The high demand for mobile multifunctional apps leads to the fintech sector’s mass adoption of such apps. By 2027, Gartner predicts that over 50% of the global population will use multiple super apps daily. Accordingly, fintech developers should thoroughly think through the algorithm and architecture for faster and more reliable super apps development.

Industry Cloud Platforms

Organizations moving to the cloud can increase enterprise software agility, accelerate ROI, and enable new technologies. We are sure cloud platform usage allows technology companies to securely provide financial services and simplify access to them: money transfers, payments, investing, extensive data analysis, etc. And most importantly, it securely stores its users’ personal and payment data.
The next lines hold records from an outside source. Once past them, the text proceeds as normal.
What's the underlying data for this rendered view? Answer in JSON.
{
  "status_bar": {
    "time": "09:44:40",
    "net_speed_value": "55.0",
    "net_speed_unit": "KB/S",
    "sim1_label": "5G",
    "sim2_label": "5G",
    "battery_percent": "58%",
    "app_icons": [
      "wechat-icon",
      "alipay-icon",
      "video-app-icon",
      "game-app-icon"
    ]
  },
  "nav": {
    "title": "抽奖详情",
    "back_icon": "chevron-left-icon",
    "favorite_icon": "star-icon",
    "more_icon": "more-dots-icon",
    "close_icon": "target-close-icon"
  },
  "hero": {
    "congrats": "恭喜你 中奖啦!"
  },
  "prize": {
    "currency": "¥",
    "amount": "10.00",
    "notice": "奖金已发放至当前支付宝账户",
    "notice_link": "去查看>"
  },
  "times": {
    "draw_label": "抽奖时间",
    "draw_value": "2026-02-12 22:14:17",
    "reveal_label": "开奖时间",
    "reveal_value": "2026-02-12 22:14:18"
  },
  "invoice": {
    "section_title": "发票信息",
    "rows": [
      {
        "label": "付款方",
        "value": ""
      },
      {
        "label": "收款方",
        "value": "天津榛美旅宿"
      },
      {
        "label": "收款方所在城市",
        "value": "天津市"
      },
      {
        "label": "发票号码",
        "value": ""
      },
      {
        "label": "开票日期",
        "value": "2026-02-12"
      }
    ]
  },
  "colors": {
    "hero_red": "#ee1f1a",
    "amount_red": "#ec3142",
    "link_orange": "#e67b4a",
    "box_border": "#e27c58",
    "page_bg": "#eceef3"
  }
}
By deploying IT infrastructure into the cloud, the company achieves a product that covers the need for flexible customization. Furthermore, the ability to easily integrate additional developed services or apps into the existing system.

Artificial Intelligence (AI)

AI has long been an indispensable tool for fintech companies. With robotic process automation (RPA), reporting, financial data management, and other operations are faster and less error-prone. Because human intervention is eliminated from the chain of routine tasks, companies save money by reducing the number of employees. According to Juniper Research, RPA solutions providers’ revenue will reach $1.2 billion by 2023.

Financial institutions are also actively moving toward implementing adaptive AI, which adapts to work in a specific area. By obtaining information about past human-machine interaction experiences, it self-adapts to the conditions exhibited. Gartner predicts that by 2026, companies that use adaptive AI will have a 25% advantage over competitors using conventional earlier AI models.

Web 3.0 and Metaverse

Blockchain and Web 3.0 technologies in the future promise strong protection against unauthorized access to data, as well as a high level of security for financial infrastructures thanks to DeFi. In addition, they will target innovative technologies: digital assets (NFT), cryptocurrencies, and the metaverse. In this regard, more and more fintech companies are following the development of the “Internet of the Future” in order to offer users the most relevant services.

Metaverse is now at an early stage of development, so it is not well-suited for long-term investments. Nevertheless, the forecast is optimistic that by 2027, at least 40% of large corporations will use Web 3.0 to improve their profitability.

AI Trust, Risk, and Security Management (AI TRiSM)

AI TRiSM is designed to support the management of AI models and regulate their use as trustworthy, fair, sustainable, and confidential solutions.

AI TRiSM offers tools that simplify the interpretation of AI models and improve overall security. Gartner experts believe that by 2026, companies focused on AI transparency, trust, and security will see their models improve results by 50% in terms of adoption, business objectives, and user acceptance.

How will GDPR regulations affect fintech in 2023?

The goal of the GDPR, according to the EU Commission, is for citizens to gain control over their personal data. In turn, companies must provide a secure environment for storing personal information, as well as specifications for what purposes the data is collected.

Fintech companies supplying business software offer banks simple tools to manage data lakes. GDPR has also stimulated the search for solutions to automate the creation and processing of data registers.

According to Deloitte experts, GDPR can create a more competitive landscape in the financial services market. After all, young fintech startups work with fewer data, so implementing technical security solutions for them is less costly and more efficient. Large financial organizations with large client bases are less flexible in this respect, making the implementation period of innovative developments longer and the cost significantly higher.

The fintech industry’s rapid development has brought new players to the market who are actively applying innovative technologies. Therefore, it is important for existing organizations to follow the latest trends and implement them in their activities to remain competitive.